Dopo la conclusione dei negoziati con l’Ue, il Governo dovrà creare le premesse perché possa consolidarsi la sfilacciata alleanza pro Bilaterali
Basta una cifra per capire con quanta acribia si sia lavorato da entrambe le parti: 197. Tante sono state le riunioni negli ultimi nove mesi tra le squadre negoziali di Svizzera e Unione europea (quest’ultima capitanata da Richard Szostak, temprato dalle forse ancor più ostiche trattative sulla Brexit), precedute peraltro da ben 19 mesi di ‘colloqui esploratori’. E basta confrontare le fotografie di venerdì a Berna (sorrisi a 32 denti e calorosi abbracci fra Viola Amherd e Ursula von der Leyen) con quelle del 13 aprile 2021 a Bruxelles (il palpabile imbarazzo dell’allora presidente della Confederazione Guy Parmelin, in visita nella capitale europea nelle vesti di becchino dell’accordo quadro che di lì a poco il Consiglio federale avrebbe cestinato), per avere la misura di quanta strada sia stata fatta in tre anni e mezzo. Lo strappo (da parte svizzera), le ritorsioni (europee), il gelo (reciproco). E poi la paziente ricucitura di un rapporto che mai si era incrinato tanto dalla firma dei Bilaterali I nel 1999. Fino a giungere alla conclusione ‘materiale’ dei negoziati intavolati lo scorso 18 marzo. “Obiettivi raggiunti in tutti i settori”, ha fatto sapere ieri il Consiglio federale. “Aspettative superate”, per il ministro degli Esteri Ignazio Cassis.
La Commissione europea ha realizzato che senza concessioni ritenute inammissibili ancora poche settimane fa, il ‘pacchetto’ sarebbe stato spacciato in partenza. E allora ecco servita – in cambio della parità di trattamento tra studenti svizzeri ed europei (tasse d’iscrizione a politecnici e università) – una “concretizzazione” dell’attuale clausola di salvaguardia contenuta nell’accordo sulla libera circolazione, un meccanismo (tutto da definire) che la Svizzera potrà attivare “autonomamente” qualora l’immigrazione dalla zona Ue dovesse risultare eccessiva. Altra concessione a Berna: il reintegro, da subito, in Orizzonte Europa (ricerca) e in altri programmi europei (tra cui Erasmus+, dal 2027) dai quali la Confederazione era stata esclusa. Il Consiglio federale non manca inoltre di sottolineare le eccezioni ottenute “per proteggere i propri interessi essenziali” nei settori dei trasporti terrestri, dei prodotti agricoli e dell’energia elettrica. E ribadisce che, in caso di controversie, “l’ultima parola è del tribunale arbitrale” e non della Corte di giustizia dell’Unione europea.
Non è tutto rose e fiori.

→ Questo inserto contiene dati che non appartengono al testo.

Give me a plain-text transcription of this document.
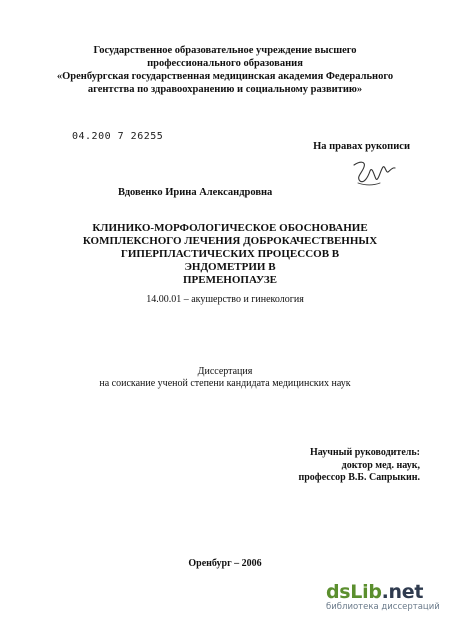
Государственное образовательное учреждение высшего
профессионального образования
«Оренбургская государственная медицинская академия Федерального
агентства по здравоохранению и социальному развитию»
04.200 7 26255
На правах рукописи
Вдовенко Ирина Александровна
КЛИНИКО-МОРФОЛОГИЧЕСКОЕ ОБОСНОВАНИЕ
КОМПЛЕКСНОГО ЛЕЧЕНИЯ ДОБРОКАЧЕСТВЕННЫХ
ГИПЕРПЛАСТИЧЕСКИХ ПРОЦЕССОВ В ЭНДОМЕТРИИ В
ПРЕМЕНОПАУЗЕ
14.00.01 – акушерство и гинекология
Диссертация
на соискание ученой степени кандидата медицинских наук
Научный руководитель:
доктор мед. наук,
профессор В.Б. Сапрыкин.
Оренбург – 2006
dsLib.net
библиотека диссертаций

Sulla cruciale questione della protezione salariale non si è riusciti a portare a casa granché. E regna un certo pessimismo quanto alla possibilità che le parti sociali si intendano su adeguate misure ‘nazionali’ in grado di compensare un oggettivo, benché tutto sommato non flagrante, peggioramento. Giuste o sbagliate che siano, le parole del presidente dell’Unione sindacale svizzera Pierre-Yves Maillard (“deplorevole” che i negoziati si siano conclusi così) hanno quantomeno il pregio di ricordarci la lezione appresa in questi 25 anni di esperienza ‘bilaterale’: non c’è apertura possibile verso l’Ue senza misure accompagnatorie che ne riequilibrino gli scompensi per i lavoratori.
Dato per “scomparso” (Nzz, 2 novembre 2024), Ignazio Cassis – assieme ai colleghi di governo – dovrà darsi da fare per colmare un vuoto comunicativo (in parte giustificato, visti i negoziati in corso) riempito finora da numerosi tiratori franchi, e non solo nella galassia democentrista. Ma non basterà: si tratterà anche di creare le premesse perché la tradizionale, ampia alleanza pro Bilaterali, sfilacciatasi nel corso degli anni, possa consolidarsi. E questa sarà un’impresa ardua quasi quanto quella di aver condotto in porto i negoziati con l’Unione europea.